La tarde caía, el rocío enfriaba y escarchaba la hierba, enmudecían
los
pájaros
o piaban débilmente. Un sordo trueno, lejano, llenó con su mate
redoblar el oído
del
contrabandista. Ágil, con la precisión de movimientos del
impulsivo, se incorporó,
amarró
firme el otro cabo a la rama y se agachó entre el brabádigo espeso.
Si se
descuida,
¡careta! El trueno ya se venía encima, resollante y amenazador.
¡Taaf!
Mansegura
vio distintamente, un segundo, al señorito, su gorra blanca, su
rostro guapo,
desfigurado
por los anteojos negros... «¡Ahora!», pensó.
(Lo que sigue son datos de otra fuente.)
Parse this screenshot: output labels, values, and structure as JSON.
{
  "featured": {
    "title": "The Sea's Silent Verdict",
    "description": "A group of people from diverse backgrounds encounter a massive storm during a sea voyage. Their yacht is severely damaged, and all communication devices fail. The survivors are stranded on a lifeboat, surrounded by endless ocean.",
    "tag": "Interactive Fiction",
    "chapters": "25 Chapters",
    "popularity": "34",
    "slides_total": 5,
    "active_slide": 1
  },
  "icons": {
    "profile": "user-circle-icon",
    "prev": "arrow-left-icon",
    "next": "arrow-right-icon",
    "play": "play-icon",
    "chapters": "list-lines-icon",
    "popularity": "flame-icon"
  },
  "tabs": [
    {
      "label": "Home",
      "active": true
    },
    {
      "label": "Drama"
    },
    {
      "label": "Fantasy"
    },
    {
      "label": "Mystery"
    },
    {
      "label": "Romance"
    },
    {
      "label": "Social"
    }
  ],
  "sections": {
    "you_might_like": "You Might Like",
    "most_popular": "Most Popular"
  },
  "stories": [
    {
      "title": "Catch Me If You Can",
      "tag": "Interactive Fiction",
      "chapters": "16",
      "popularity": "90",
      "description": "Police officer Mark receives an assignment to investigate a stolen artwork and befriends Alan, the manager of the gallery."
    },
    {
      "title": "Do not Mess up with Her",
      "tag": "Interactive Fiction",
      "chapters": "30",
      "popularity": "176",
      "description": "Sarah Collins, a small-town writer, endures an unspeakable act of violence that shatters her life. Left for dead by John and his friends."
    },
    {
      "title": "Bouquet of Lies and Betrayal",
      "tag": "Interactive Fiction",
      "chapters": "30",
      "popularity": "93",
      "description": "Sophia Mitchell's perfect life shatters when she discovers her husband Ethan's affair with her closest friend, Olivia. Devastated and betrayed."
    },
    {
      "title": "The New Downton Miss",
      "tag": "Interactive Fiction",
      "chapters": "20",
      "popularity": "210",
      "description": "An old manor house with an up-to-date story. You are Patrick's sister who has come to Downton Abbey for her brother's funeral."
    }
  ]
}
El rostro guapo se
tambaleó
violentamente,
como cabeza de muñeco que se desencola; un alarido se ahogó en la
catarata
de sangre... Fue instantáneo; el automóvil, loco y sin dirección,
corrió a
despeñarse
por la pendiente, arrastrando a su dueño, a quien el alambre había
degollado,
con
la misma prontitud y limpieza que pudiera la mejor navaja de
barbería...
Y
Mansegura, después de cerciorarse de que el señorito quedaba bien
amañado, se entró
en
el pinar, recobró su escopeta, echó una mirada de dolor y de
triunfo a Sendiño, que
parecía
dormir, y dejando el camino real, se perdió en los montes, por
atajos de él
conocidos,
en dirección de la frontera portuguesa.